A suposição de superávit financeiro diz respeito a reservas necessárias para a gestão da pesquisa e dos gastos com a educação que não obedecem, assim como a pandemia da COVID 19, ao calendário fiscal oficial.

São recursos necessários inclusive para a continuidade de pesquisas estreitamente relacionadas ao controle e ao combate da crise sanitária que tem na atividade da comunidade universitária uma ancoragem e um desenvolvimento centrais.

Além de um ataque à produção do conhecimento científico, enaltecido anteriormente de modo instrumental e midiático, o Governo do Estado de São Paulo oferece aos funcionários públicos – reiteradamente culpabilizados pelo desequilíbrio fiscal, sistematicamente cassados como parte de um projeto de reordenamento político e econômico – um aumento das contribuições previdenciárias e um Plano de Demissão Incentivada.

Assim, se fosse possível acreditar no elogio à ciência, seria necessário deduzir que a proposição desconhece os procedimentos e esforços de pesquisa como práticas cotidianas de trabalho de comunidades científicas viabilizadas e congregadas pelas universidades e financiadas pela FAPESP. A par de um suposto desconhecimento, em si mesmo grave e significativo para o Governo de um Estado que é um centro da economia do país, ficou claro que um mesmo projeto de desmontagem e sucateamento perpassa as medidas propostas pelo governo federal assim como as proposições do Governo estadual, desfazendo as rixas que envolviam a aposta espetacularizada na ciência, na produção do conhecimento.

Uma mesma racionalidade econômica e política brutal atravessa as duas posições – a estadual e a federal: a proposição contínua e permanente não apenas de desmontagem e privatização, mas de reordenamento econômico e político sob a égide transversal da hegemonia dos capitais privados, sob a forma de transformação e aprisionamento do Estado, ele mesmo continuamente tomado pela dinâmica de uma gestão gerencial imersa na lógica concorrencial de mercado.

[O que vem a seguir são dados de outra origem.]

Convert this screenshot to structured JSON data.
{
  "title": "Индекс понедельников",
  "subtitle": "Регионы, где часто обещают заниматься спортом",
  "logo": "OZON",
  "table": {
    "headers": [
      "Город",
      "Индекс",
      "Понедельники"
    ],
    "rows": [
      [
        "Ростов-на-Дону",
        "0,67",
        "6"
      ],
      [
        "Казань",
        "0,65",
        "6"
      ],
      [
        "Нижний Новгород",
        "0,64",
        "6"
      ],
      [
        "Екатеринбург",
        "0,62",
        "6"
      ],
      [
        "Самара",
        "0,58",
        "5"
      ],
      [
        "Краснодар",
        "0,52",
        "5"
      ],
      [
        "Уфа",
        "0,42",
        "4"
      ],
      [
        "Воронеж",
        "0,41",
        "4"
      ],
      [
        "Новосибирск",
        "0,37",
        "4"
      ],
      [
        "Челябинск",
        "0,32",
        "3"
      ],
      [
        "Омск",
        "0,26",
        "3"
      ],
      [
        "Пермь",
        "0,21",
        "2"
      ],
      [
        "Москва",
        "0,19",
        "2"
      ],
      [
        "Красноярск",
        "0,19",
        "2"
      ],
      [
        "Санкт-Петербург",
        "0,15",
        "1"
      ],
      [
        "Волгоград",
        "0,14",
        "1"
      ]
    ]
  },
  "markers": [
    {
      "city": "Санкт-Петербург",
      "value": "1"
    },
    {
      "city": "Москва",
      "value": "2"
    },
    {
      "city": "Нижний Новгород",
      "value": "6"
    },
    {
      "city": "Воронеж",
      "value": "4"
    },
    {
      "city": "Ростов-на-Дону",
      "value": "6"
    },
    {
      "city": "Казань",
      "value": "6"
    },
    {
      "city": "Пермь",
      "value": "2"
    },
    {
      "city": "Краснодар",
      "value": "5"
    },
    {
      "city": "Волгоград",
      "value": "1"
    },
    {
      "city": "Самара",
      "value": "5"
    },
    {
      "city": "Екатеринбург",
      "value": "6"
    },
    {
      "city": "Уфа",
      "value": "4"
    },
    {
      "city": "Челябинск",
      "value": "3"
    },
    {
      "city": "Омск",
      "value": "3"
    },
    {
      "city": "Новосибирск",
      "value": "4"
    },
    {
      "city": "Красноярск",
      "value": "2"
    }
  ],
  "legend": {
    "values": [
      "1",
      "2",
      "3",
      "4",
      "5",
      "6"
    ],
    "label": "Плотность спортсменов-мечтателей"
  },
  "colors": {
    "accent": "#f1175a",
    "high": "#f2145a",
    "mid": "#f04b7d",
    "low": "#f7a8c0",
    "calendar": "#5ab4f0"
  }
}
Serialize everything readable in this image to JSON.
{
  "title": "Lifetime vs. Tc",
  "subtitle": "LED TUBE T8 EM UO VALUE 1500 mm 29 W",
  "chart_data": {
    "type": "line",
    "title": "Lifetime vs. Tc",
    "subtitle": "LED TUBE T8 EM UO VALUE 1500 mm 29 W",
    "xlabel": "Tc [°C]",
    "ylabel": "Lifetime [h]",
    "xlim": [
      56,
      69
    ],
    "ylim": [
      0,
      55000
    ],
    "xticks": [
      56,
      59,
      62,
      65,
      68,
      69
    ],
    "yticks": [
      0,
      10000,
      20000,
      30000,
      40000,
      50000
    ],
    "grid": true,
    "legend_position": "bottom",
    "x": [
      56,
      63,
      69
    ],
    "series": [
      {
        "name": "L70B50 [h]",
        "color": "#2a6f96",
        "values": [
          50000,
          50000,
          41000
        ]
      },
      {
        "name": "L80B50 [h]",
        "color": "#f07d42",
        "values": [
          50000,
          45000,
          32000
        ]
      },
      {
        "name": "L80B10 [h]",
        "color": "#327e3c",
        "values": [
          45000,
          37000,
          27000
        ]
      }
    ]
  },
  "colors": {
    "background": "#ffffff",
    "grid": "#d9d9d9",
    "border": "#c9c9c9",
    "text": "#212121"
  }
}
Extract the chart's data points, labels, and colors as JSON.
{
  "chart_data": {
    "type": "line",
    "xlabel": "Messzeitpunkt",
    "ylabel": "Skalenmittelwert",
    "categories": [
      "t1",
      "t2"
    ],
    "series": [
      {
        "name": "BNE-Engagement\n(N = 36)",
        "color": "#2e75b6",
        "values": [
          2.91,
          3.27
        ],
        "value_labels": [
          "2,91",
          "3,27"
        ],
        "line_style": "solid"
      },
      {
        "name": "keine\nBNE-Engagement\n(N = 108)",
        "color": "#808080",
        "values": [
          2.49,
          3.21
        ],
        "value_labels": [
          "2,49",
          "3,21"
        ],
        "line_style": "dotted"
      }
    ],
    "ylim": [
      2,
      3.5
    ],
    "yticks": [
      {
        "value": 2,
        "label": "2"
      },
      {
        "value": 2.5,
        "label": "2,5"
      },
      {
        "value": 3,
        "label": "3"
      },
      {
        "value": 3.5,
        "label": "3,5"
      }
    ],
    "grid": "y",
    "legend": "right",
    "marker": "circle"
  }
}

Aplicada ao ensino superior, essa lógica se desenha de forma avessa à universidade pública, gratuita, inclusiva e de excelência ancorada na dinâmica conjunta de ensino, pesquisa e extensão. Mais uma vez os funcionários públicos, inclusive aqueles das empresas declaradas em extinção, assim como os professores dedicados ao ensino, pesquisa e extensão, bem como, os servidores técnico-administrativos têm pela frente uma luta pela preservação das entidades de pesquisa, das empresas públicas, das universidades estaduais, de preservação de um horizonte de defesa dos interesses públicos, ancorados na ideia e nas práticas do bem comum.